As neural model, a multi-layer perceptron (i.e., MLP ) neural network was chosen. The MLP had only a hidden layer with 30 neurons and arctan as activation function. In order to train the network, a Bayesian regularization back-propagation was used. This latter is a process that minimizes a combination of squared errors and weights and then determines the correct combination so as to produce a network that generalizes well. Use of this process guaranteed a satisfactory generalization capability of the neural network model and, at the same time, allowed to avoid overfitting issues. The tuning of internal parameters (e.g., the value of the regularization parameter, neuron biases) of the neural network model was optimized by using an evolutionary algorithm. In Table 1.1, the main features of neural network model are shown.

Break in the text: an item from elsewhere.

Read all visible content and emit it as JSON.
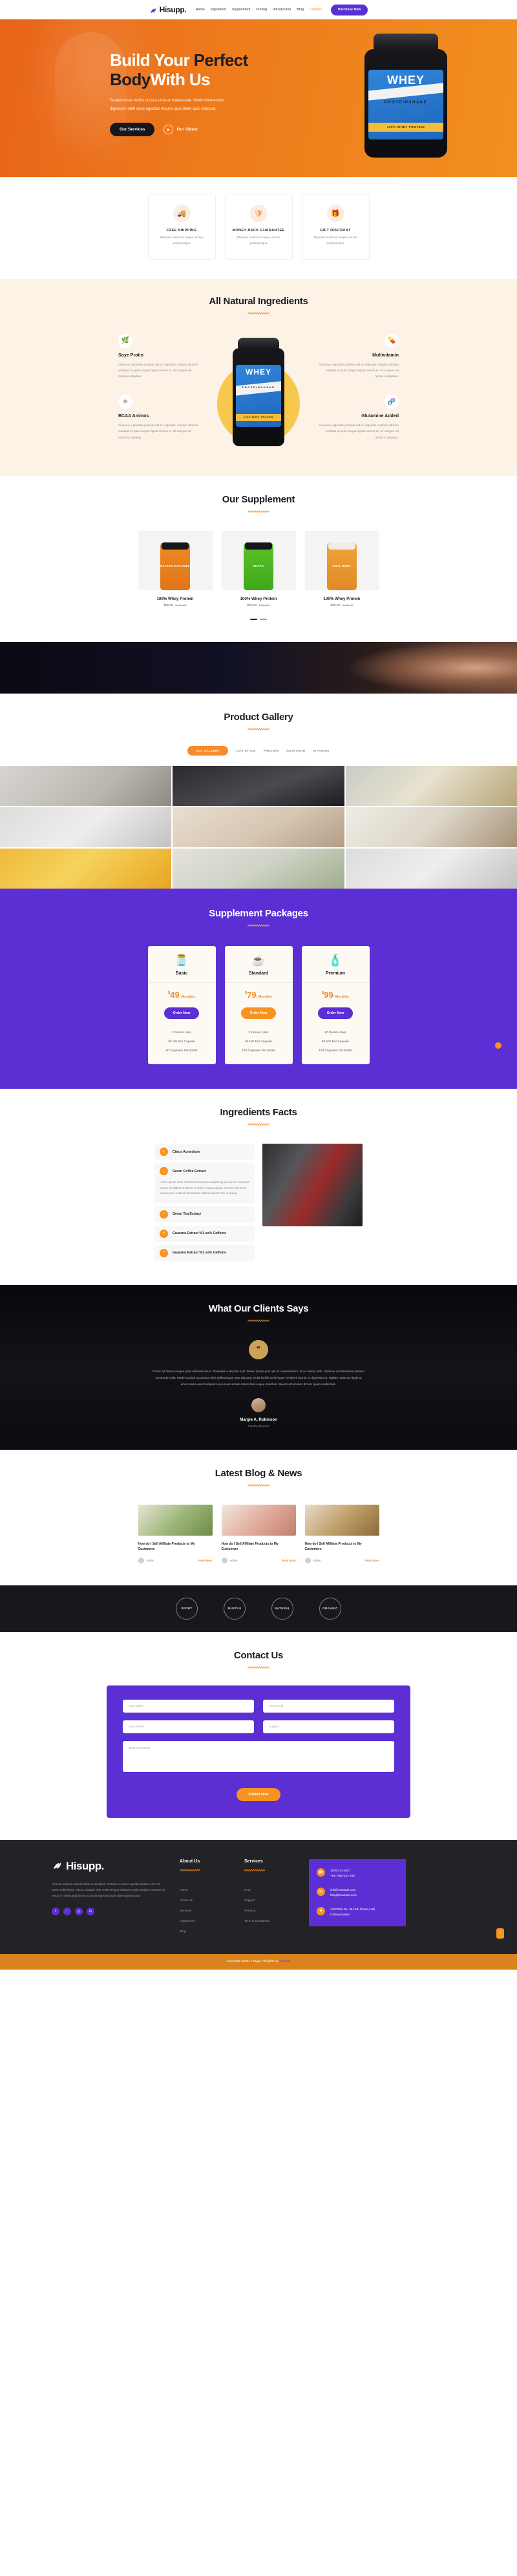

Table 1.1 Main features of the neural model for PP and LPP prediction

The overall Relative Error in the prediction of pressure peak (PP), obtained from scaling the root mean square error (RMSE) by the maximum of the peak pressure of the experimental data set, was 4% at 1000 rpm, 5% at 1500 rpm, and 7% at 2000 rpm. The model also showed a good capability of predicting the angular location of pressure peak (LPP) with a RMSE ranging from 1.38 to 5.2 crank angles degrees.

The results confirmed that the neural model can be effectively used for PP and LPP estimation. Moreover, the model also revealed its capability to predict pressure peak reductions due for example to inefficient combustions, misfiring events, and other combustion abnormalities. As a consequence, it can be used as a non-intrusive tool for real-time diagnosis of engine combustion quality in advanced closed-loop control systems.

Location of pressure peak, as it is strictly connected to the ignition angle, represents a promising control variable for gasoline engine spark advance control. A possible engine controller could estimate the LPP from the crankshaft speed information and could use it as a feedback variable in an ignition timing controller. This allows to maintain the LPP close to its reference value modifying, if requested, the spark advance value stored in the engine control maps. For each engine speed and engine load, the LPP set-point can be defined as the optimal value to obtain the desired engine behavior. In high load ranges, for example, late pressure peak locations could be requested to hold down the NOx emissions.

A block scheme of a possible engine closed-loop control is shown in Fig. 1.14. The architecture includes a proportional–integral controller for LPP control.

Fig. 1.14

Spark advance closed-loop control based on LPP prediction by means of a neural model

A similar controller was proposed in [34]. Also in this work, a spark advance control strategy based on the location of peak pressure (LPP ) is presented. A feedforward MLP neural network is introduced in this study to predict LPP by using only few samples (five) extracted from in-cylinder pressure voltage signal (the entire acquisition of pressure curve was not required).